The Master of Ministry

When I read through the gospel accounts of Jesus’ life, I often wonder how He knew when to engage varying modalities of ministry.  What was it that prompted Him to teach publicly one day and then perform a healing miracle privately the next?  What led Him to interact with crowds in the open here and then carve out time for an in-home meal there?  As someone who is continuously looking for the most effective avenues of impacting people’s eternity, I’d love to know if Jesus had a program template or ministry calendar that gave direction to His outreach initiatives.  But as I sat in a meeting earlier this week with an experienced minister, I was reminded of a simple reality that needs constant refreshing:

Jesus wasn’t engrossed with program planning and calendar mapping as much as He was simply attentive to people and their real needs.

 

Again, the next day, John stood with two of his disciples.  And looking at Jesus as He talked, he said, “Behold the Lamb of God!”  The two disciples heard him speak, and they followed Jesus.  Then Jesus turned, and seeing them following, said to them, “What do you seek?” John 1:35-38, NKJV

 

SELF-PROMOTING VS SPIRIT-PROMPTING

Jesus, probably just two days removed from His 40-day wilderness experience and the intense affirmation of His divine mission, quietly approaches the scene of John the Baptist’s revival and reformation ministry on the banks of the Jordan.  This would be the prime place to advertise His own evangelistic campaign, yet Jesus doesn’t feel the need to draw attention to Himself or His own agenda, nor does He feel the need to sweep large swaths of spiritual seekers to follow Him.  While Jesus doesn’t try to hide His mission of salvation, He surely doesn’t promote it at the top of His lungs.  He goes to where the people are, to where He can sense that the Holy Spirit is moving on people’s hearts.  And because God’s Spirit is actively working in people’s lives, namely John the Baptist’s and those who are receiving His message, Jesus allows people to choose how they’ll respond to the promptings of God’s Spirit through the Baptist’s declaration:  Behold the Lamb of God!  

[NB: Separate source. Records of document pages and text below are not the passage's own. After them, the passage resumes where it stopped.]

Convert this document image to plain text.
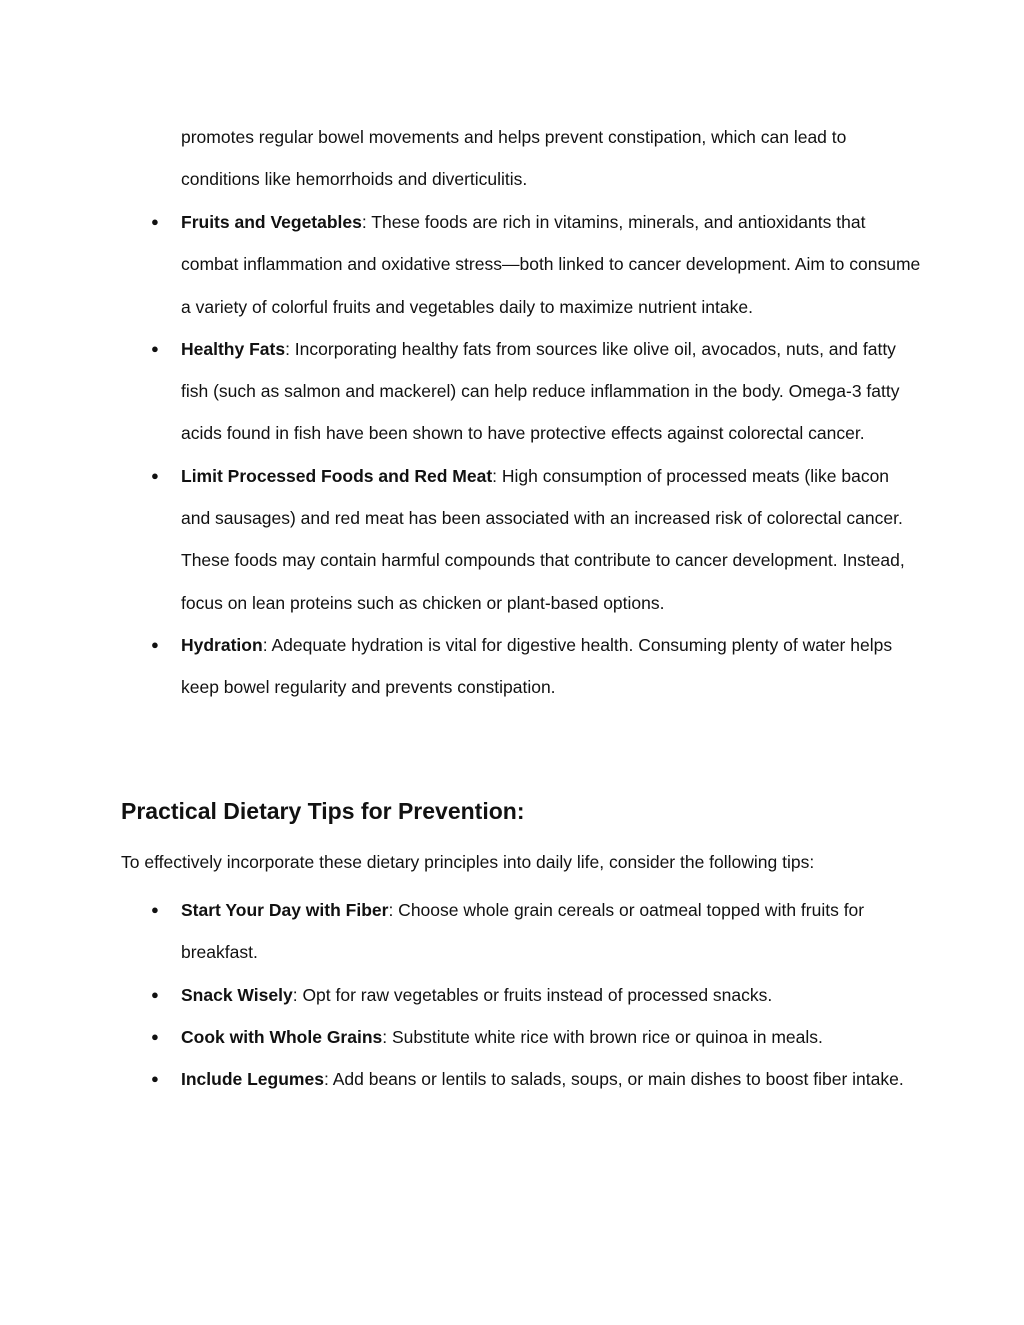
promotes regular bowel movements and helps prevent constipation, which can lead to conditions like hemorrhoids and diverticulitis.

● Fruits and Vegetables: These foods are rich in vitamins, minerals, and antioxidants that combat inflammation and oxidative stress—both linked to cancer development. Aim to consume a variety of colorful fruits and vegetables daily to maximize nutrient intake.
● Healthy Fats: Incorporating healthy fats from sources like olive oil, avocados, nuts, and fatty fish (such as salmon and mackerel) can help reduce inflammation in the body. Omega-3 fatty acids found in fish have been shown to have protective effects against colorectal cancer.
● Limit Processed Foods and Red Meat: High consumption of processed meats (like bacon and sausages) and red meat has been associated with an increased risk of colorectal cancer. These foods may contain harmful compounds that contribute to cancer development. Instead, focus on lean proteins such as chicken or plant-based options.
● Hydration: Adequate hydration is vital for digestive health. Consuming plenty of water helps keep bowel regularity and prevents constipation.
Practical Dietary Tips for Prevention:

To effectively incorporate these dietary principles into daily life, consider the following tips:

● Start Your Day with Fiber: Choose whole grain cereals or oatmeal topped with fruits for breakfast.
● Snack Wisely: Opt for raw vegetables or fruits instead of processed snacks.
● Cook with Whole Grains: Substitute white rice with brown rice or quinoa in meals.
● Include Legumes: Add beans or lentils to salads, soups, or main dishes to boost fiber intake.
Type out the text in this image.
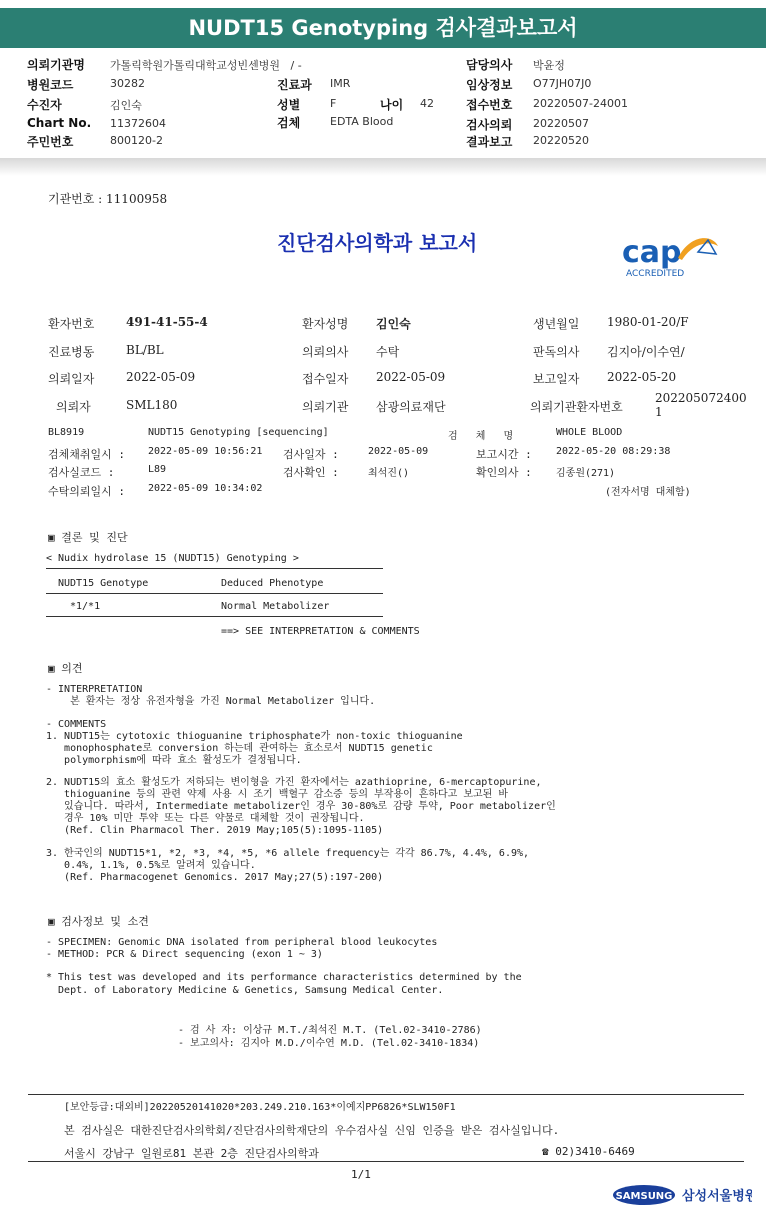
NUDT15 Genotyping 검사결과보고서
의뢰기관명 가톨릭학원가톨릭대학교성빈센병원   / -	담당의사 박윤정
병원코드	30282	진료과 IMR	임상정보 O77JH07J0
수진자	김인숙	성별	F	나이 42	접수번호 20220507-24001
Chart No. 11372604	검체	EDTA Blood	검사의뢰 20220507
주민번호	800120-2	결과보고 20220520
기관번호 : 11100958
진단검사의학과 보고서	cap
ACCREDITED
환자번호	491-41-55-4	환자성명 김인숙	생년월일 1980-01-20/F
진료병동	BL/BL	의뢰의사 수탁	판독의사 김지아/이수연/
의뢰일자	2022-05-09	접수일자 2022-05-09	보고일자 2022-05-20
의뢰자	SML180	의뢰기관 삼광의료재단	의뢰기관환자번호
202205072400
1
BL8919	NUDT15 Genotyping [sequencing]	검   체   명	WHOLE BLOOD
검체채취일시 : 2022-05-09 10:56:21 검사일자 :	2022-05-09	보고시간 : 2022-05-20 08:29:38
검사실코드 :	L89	검사확인 :	최석진()	확인의사 : 김종원(271)
수탁의뢰일시 : 2022-05-09 10:34:02	(전자서명 대체함)
▣ 결론 및 진단
< Nudix hydrolase 15 (NUDT15) Genotyping >
NUDT15 Genotype	Deduced Phenotype
*1/*1	Normal Metabolizer
==> SEE INTERPRETATION & COMMENTS
▣ 의견
- INTERPRETATION
본 환자는 정상 유전자형을 가진 Normal Metabolizer 입니다.
- COMMENTS
1. NUDT15는 cytotoxic thioguanine triphosphate가 non-toxic thioguanine
monophosphate로 conversion 하는데 관여하는 효소로서 NUDT15 genetic
polymorphism에 따라 효소 활성도가 결정됩니다.
2. NUDT15의 효소 활성도가 저하되는 변이형을 가진 환자에서는 azathioprine, 6-mercaptopurine,
thioguanine 등의 관련 약제 사용 시 조기 백혈구 감소증 등의 부작용이 흔하다고 보고된 바
있습니다. 따라서, Intermediate metabolizer인 경우 30-80%로 감량 투약, Poor metabolizer인
경우 10% 미만 투약 또는 다른 약물로 대체할 것이 권장됩니다.
(Ref. Clin Pharmacol Ther. 2019 May;105(5):1095-1105)
3. 한국인의 NUDT15*1, *2, *3, *4, *5, *6 allele frequency는 각각 86.7%, 4.4%, 6.9%,
0.4%, 1.1%, 0.5%로 알려져 있습니다.
(Ref. Pharmacogenet Genomics. 2017 May;27(5):197-200)
▣ 검사정보 및 소견
- SPECIMEN: Genomic DNA isolated from peripheral blood leukocytes
- METHOD: PCR & Direct sequencing (exon 1 ~ 3)
* This test was developed and its performance characteristics determined by the
Dept. of Laboratory Medicine & Genetics, Samsung Medical Center.
- 검 사 자: 이상규 M.T./최석진 M.T. (Tel.02-3410-2786)
- 보고의사: 김지아 M.D./이수연 M.D. (Tel.02-3410-1834)
[보안등급:대외비]20220520141020*203.249.210.163*이예지PP6826*SLW150F1
본 검사실은 대한진단검사의학회/진단검사의학재단의 우수검사실 신임 인증을 받은 검사실입니다.
서울시 강남구 일원로81 본관 2층 진단검사의학과	☎ 02)3410-6469
1/1
SAMSUNG 삼성서울병원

How does a church or ministry emulate Jesus’ example here?  Of course, we aren’t called to hide our light under a bushel, but maybe there’s a self-promoting extreme of overt marketing at the opposite end that isn’t quite our calling either.  In our ministry efforts, we need to be in proximity and rub shoulders with those who are open to the promptings of God’s Spirit.  While we may plan for providing information and exposing people to who we are, the goal is for our intended audience to respond more to the invitations of the Holy Spirit than to our charisma.

SEE WHAT IS SOUGHT 

When two of the Baptist’s disciples are moved to action, Jesus turns and does two significant things that highlight His primary approach to ministry:  1) He sees them following, and 2) inquires what they are seeking.

While Jesus is completely assured of His identity and His ministry calling, Jesus’ ministry method is fully about the other.  He sees them, pays attention to them, and takes interest in what they are interested in.  He didn’t design a program and impose it upon them.  He didn’t formulate a favorite curriculum and invite them to enroll.  He started with their interest, their felt need, their heart longing and desire.  And I think that’s where Jesus wants His church to start too.  

Over the next few posts, I want to explore together the way Jesus took interest in the needs He saw right in front of Him and how He moved in ministry from that starting point.  I hope and pray that we as a church, that we as followers of Jesus will re-discover how to approach people not for our sake but for theirs.  And may we find ourselves driven in ministry not just by our own program calendars but by the work of God’s Spirit in people’s lives all around us.